Hollioake attended the sports-mad Millfield school in Somerset, and represented England at various youth levels before heading for Perth and playing for the Western Australian Under-17 and Under-19 sides. But he eventually swore allegiance to England, and went on the Under-19 tour to Pakistan in 1996-97.

Such was his promise that Hollioake made his international debut the following summer, at the age of 19, just a year after he had first played for Surrey. He immediately showed a liking for the big stage, coming in at No. 3 to smash a memorable 63 off 48 balls at Lord's against an Australian attack that included Glenn McGrath and Shane Warne, and help England to a 3-0 whitewash in the one-day series. People began to talk excitedly of the new Botham.

Later that summer, Hollioake – along with his older brother Adam – won his first Test cap too, at Trent Bridge, and became the youngest England player to make his Test debut since Brian Close in 1949. At that stage he had made just 11 first-class appearances, and the world seemed his oyster. For a few heady weeks, he and Adam even became cricket's first pin-up boys since David Gower and Botham. They made English cricket sexy again.

Hollioake's year just got better and better. He had already renewed his brief love affair with Lord's by hitting a matchwinning 98 as Surrey trounced Kent to lift the Benson & Hedges Cup. Then the Cricket Writers' Club and the Professional Cricketers' Association both chose him as their Young Player of the Year. And to round it off, Hollioake was picked for England's successful Champions Trophy campaign in Sharjah.

Hollioake was spared the ordeal of a Caribbean Test series that winter with the senior squad, and instead immersed himself in subcontinental conditions with an A tour to Sri Lanka, where he hit two centuries, his first in first-class cricket. But he did fly out to the West Indies for the one-day leg of that tour, and was also selected for the Ashes trip in 1998-99, though his appearances there were limited to the one-dayers.

But Hollioake's career stalled for a couple of seasons as the runs and wickets dried up for Surrey. He played fifth fiddle to Surrey's four main bowlers – Martin Bicknell, Alex Tudor, Saqlain Mushtaq and Ian Salisbury – and often gifted his wicket just when he seemed to have done the hard work. For a while, he was little more than a specialist backward point.
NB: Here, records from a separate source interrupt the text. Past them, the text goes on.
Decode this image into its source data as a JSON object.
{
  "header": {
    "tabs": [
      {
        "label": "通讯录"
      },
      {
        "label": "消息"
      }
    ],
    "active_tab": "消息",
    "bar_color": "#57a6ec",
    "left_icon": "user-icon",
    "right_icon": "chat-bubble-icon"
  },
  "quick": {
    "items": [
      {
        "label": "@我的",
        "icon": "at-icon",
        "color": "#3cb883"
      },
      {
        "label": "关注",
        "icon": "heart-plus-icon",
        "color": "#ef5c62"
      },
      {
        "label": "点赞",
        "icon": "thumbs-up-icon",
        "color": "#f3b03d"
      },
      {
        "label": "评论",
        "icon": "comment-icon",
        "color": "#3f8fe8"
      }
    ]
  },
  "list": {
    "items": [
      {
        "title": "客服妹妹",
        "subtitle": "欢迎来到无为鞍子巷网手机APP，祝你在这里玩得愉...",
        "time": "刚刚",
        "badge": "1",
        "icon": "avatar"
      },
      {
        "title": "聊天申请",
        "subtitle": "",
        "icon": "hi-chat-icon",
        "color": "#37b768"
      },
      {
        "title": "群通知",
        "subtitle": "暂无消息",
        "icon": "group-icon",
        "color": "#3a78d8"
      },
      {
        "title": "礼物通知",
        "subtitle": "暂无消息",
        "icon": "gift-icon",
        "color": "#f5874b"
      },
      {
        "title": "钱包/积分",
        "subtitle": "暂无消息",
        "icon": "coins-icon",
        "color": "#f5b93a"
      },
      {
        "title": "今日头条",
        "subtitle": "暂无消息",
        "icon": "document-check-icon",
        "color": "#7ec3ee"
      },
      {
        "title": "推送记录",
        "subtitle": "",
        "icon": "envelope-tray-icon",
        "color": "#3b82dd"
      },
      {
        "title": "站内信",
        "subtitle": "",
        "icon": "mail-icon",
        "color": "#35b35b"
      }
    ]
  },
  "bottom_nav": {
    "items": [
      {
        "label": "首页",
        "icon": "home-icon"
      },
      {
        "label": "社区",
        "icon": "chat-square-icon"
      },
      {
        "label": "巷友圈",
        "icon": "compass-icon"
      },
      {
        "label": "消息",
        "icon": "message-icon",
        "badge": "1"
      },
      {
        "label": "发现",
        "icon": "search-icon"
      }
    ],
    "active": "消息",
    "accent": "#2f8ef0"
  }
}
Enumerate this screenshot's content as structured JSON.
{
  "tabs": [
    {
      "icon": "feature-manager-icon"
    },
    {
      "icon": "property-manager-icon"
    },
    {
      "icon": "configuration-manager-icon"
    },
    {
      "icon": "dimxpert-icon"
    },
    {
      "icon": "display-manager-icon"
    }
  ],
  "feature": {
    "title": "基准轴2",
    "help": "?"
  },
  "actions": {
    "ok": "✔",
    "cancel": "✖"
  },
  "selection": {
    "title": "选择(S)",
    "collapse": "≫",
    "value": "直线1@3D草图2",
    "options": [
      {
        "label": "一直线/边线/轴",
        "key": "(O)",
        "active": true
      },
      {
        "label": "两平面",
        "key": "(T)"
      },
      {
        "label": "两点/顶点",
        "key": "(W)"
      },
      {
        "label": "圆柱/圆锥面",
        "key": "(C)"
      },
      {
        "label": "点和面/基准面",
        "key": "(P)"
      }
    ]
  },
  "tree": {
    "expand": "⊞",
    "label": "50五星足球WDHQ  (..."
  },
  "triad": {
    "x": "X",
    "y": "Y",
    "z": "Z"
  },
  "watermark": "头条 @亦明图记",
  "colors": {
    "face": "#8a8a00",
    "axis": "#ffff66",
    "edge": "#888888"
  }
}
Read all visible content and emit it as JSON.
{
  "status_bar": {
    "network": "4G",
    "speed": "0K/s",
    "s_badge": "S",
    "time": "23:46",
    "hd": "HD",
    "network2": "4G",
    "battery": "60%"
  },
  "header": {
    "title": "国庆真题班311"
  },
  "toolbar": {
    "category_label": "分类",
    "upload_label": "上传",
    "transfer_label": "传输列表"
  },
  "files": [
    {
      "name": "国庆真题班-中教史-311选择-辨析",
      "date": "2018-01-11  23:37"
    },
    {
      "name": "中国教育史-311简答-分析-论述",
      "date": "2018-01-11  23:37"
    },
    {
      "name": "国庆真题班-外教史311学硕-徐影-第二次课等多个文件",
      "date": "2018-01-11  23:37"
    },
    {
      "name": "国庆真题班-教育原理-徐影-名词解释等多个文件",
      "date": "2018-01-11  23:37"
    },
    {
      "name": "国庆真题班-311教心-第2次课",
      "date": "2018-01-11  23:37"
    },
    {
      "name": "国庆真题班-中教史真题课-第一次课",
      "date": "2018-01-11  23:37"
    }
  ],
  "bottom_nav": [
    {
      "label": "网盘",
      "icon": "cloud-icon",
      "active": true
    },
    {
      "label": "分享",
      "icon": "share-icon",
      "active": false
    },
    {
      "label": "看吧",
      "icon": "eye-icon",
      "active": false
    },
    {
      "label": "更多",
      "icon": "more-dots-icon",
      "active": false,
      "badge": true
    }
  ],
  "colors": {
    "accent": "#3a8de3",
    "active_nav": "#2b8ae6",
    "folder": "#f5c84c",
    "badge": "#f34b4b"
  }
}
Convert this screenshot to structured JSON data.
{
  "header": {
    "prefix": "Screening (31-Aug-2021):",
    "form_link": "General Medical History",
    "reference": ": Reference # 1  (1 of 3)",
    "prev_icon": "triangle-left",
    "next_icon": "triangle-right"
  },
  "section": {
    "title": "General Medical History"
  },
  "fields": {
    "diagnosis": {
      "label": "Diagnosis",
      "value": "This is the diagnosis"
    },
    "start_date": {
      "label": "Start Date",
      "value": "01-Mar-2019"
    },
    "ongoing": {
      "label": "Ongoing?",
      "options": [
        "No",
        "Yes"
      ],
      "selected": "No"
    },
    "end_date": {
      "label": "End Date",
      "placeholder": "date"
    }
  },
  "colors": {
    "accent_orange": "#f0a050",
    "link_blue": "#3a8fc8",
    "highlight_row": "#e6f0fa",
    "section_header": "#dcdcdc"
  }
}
It wasn't until the summer of 2001 that things began to pick up again. After five years of trying, Hollioake finally hit his maiden County Championship century, against Yorkshire at The Oval. His one-day form was tasty too: he averaged 40 with the bat, 26 with the ball and England recalled him for the ill-fated NatWest Series. In a tournament full of lows for England, his cultured 53 against a rampant Waqar Younis at Headingley stood out as one of the few highs. It was enough to win him a place in the one-day squads for this winter's tours to Zimbabwe, India and New Zealand, and Hollioake was a near-certainty to make England's World Cup squad next year. And when he recently ended speculation that he was about to join Warwickshire by signing a new one-year contract at Surrey, his future seemed to be falling into place.

Hollioake's final public appearance – a press conference in Napier on the eve of the third one-day international in February – was typical of the man. He was relaxed, fluent, friendly and spoke with the confidence of a man who had been fending off trick questions from hacks all his life. And with the happy-go-luckiness of youth, he even predicted England would turn a 2-0 deficit into a 3-2 victory. As with so much in his short life, he was almost spot-on.